A coprodução foi muito importante para o filme. Contamos com o apoio da Ibermedia. Sei que a situação do Brasil agora é difícil, e para quem cogita uma coprodução com o Brasil neste momento, é possível encontrar dificuldades, porque não sabemos o que vamos encontrar devido ao governo de Bolsonaro, que é inimigo da cultura. Para mim, o trabalho com o Brasil se deu mais na esfera de pré-produção. Mas tivemos a participação do músico Orlando Scarpa Neto, e este encontro foi bastante enriquecedor. A abertura a experiências de outros países consiste num exercício muito benéfico. No final, a coprodução permitiu que completar as verbas necessárias, e também se justifica por se tratar de uma história pertinente tanto à Argentina quanto ao Brasil. Embora não tenha cenas no Brasil, nem personagens brasileiros, a realidade mostrada é semelhante entre países latino-americanos. Agora, estou trabalhando num projeto sobre a Guerra do Paraguai e a Tríplice Aliança. Neste caso, o encontro entre Brasil, Paraguai, Uruguai e Argentina será muito interessante. Quero saber as diferentes leituras que as pessoas terão da guerra.

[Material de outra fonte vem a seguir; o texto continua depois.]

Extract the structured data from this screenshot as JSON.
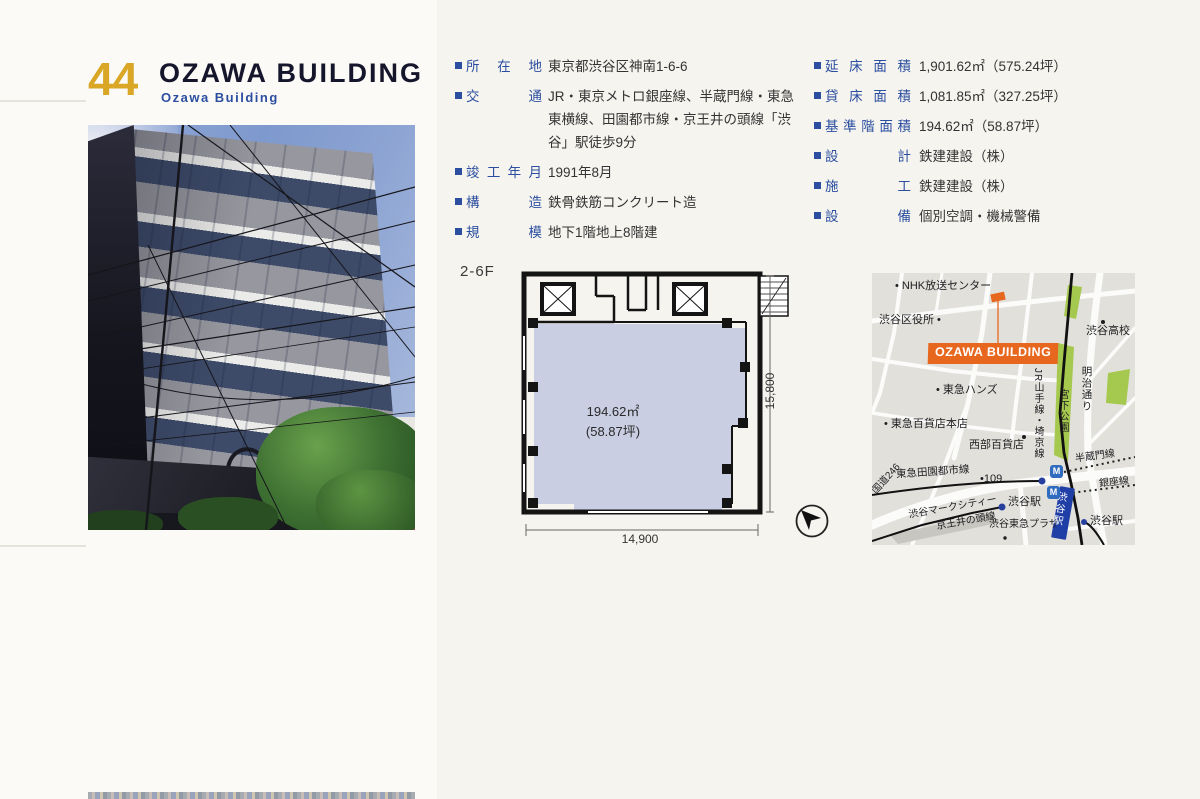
{
  "page": {
    "number": "44",
    "title": "OZAWA BUILDING",
    "subtitle": "Ozawa Building"
  },
  "colors": {
    "accent_gold": "#d9a625",
    "accent_blue": "#2b4ea0",
    "accent_orange": "#e8671f",
    "plan_fill": "#c9cee2",
    "map_green": "#a5c84e",
    "station_blue": "#1f3ea6"
  },
  "details_left": [
    {
      "label": "所在地",
      "value": "東京都渋谷区神南1-6-6"
    },
    {
      "label": "交通",
      "value": "JR・東京メトロ銀座線、半蔵門線・東急東横線、田園都市線・京王井の頭線「渋谷」駅徒歩9分"
    },
    {
      "label": "竣工年月",
      "value": "1991年8月"
    },
    {
      "label": "構造",
      "value": "鉄骨鉄筋コンクリート造"
    },
    {
      "label": "規模",
      "value": "地下1階地上8階建"
    }
  ],
  "details_right": [
    {
      "label": "延床面積",
      "value": "1,901.62㎡（575.24坪）"
    },
    {
      "label": "貸床面積",
      "value": "1,081.85㎡（327.25坪）"
    },
    {
      "label": "基準階面積",
      "value": "194.62㎡（58.87坪）"
    },
    {
      "label": "設計",
      "value": "鉄建建設（株）"
    },
    {
      "label": "施工",
      "value": "鉄建建設（株）"
    },
    {
      "label": "設備",
      "value": "個別空調・機械警備"
    }
  ],
  "floor_plan": {
    "floor_label": "2-6F",
    "area_line1": "194.62㎡",
    "area_line2": "(58.87坪)",
    "dim_height": "15,800",
    "dim_width": "14,900"
  },
  "map": {
    "building_label": "OZAWA BUILDING",
    "metro_glyph": "M",
    "labels": {
      "nhk": "• NHK放送センター",
      "ward_office": "渋谷区役所 •",
      "shibuya_hs": "渋谷高校",
      "tokyu_hands": "• 東急ハンズ",
      "tokyu_dept": "• 東急百貨店本店",
      "seibu_dept": "西部百貨店",
      "denentoshi": "東急田園都市線",
      "route109": "•109",
      "route246": "国道246",
      "mark_city": "渋谷マークシティー",
      "inokashira": "京王井の頭線",
      "shibuya_sta_keio": "渋谷駅",
      "tokyu_plaza": "渋谷東急プラザ",
      "jr_lines": "JR山手線・埼京線",
      "miyashita_park": "宮下公園",
      "meiji_dori": "明治通り",
      "hanzomon": "半蔵門線",
      "ginza": "銀座線",
      "shibuya_sta_jr": "渋谷駅",
      "shibuya_sta_east": "渋谷駅"
    }
  }
}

Daniel Pech: Sobre a importância da coprodução em tempos de crise, eu pessoalmente tenho utilizado esse recurso como forma de me manter ativo. É uma maneira de conseguir financiamento, especialmente em coproduções latino-americanas. Nossos filmes buscam sempre a validação europeia, como disse o Francisco, e às vezes passam nos maiores festivais de lá, mas não passam pelos cinemas do Chile ou da Colômbia, por exemplo. A coprodução é uma forma de se unir e mudar esse cenário. Comecei a conversar com o Francisco e a Andreia Russiana no final de 2017, início de 2018, quando o cenário era diferente no Brasil, mas já dava sinais de mudança. Este processo precisou de muita cooperação dos dois lados, porque os fundos da Ancine foram mudando. O fundo de coprodução da época deixou de existir, e mais tarde, anunciaram outro, mas os resultados nunca foram anunciados. O filme acabou sendo feito sem a Ancine, sem aporte federal brasileiro, porém conseguimos fundos privados e os fundos ibero-americanos da Ibermedia. Artisticamente, tivemos ótimos profissionais brasileiros da parte de som, incluindo a trilha feita em modo inteiramente remoto, com envios de arquivos e conversas virtuais. O mixador de som brasileiro foi enviado à Argentina, por exemplo. Quando o Francisco me contou essa história, eu imediatamente percebi a semelhança com a realidade brasileira, e achava que a coprodução se justificava totalmente. Depois veio o governo Temer, e então, o governo Bolsonaro. Esse processo dificultou bastante as coisas, mas felizmente, conseguimos viabilizar o filme. Acredito muito na forma de mudar o cenário global por meio das coproduções latino-americanas. O Brasil sempre se recusou a olhar para os parceiros latino-americanos. Isso começou a mudar de uns anos para cá, e nosso cinema passou a olhar mais para os vizinhos. Fico contente com isso.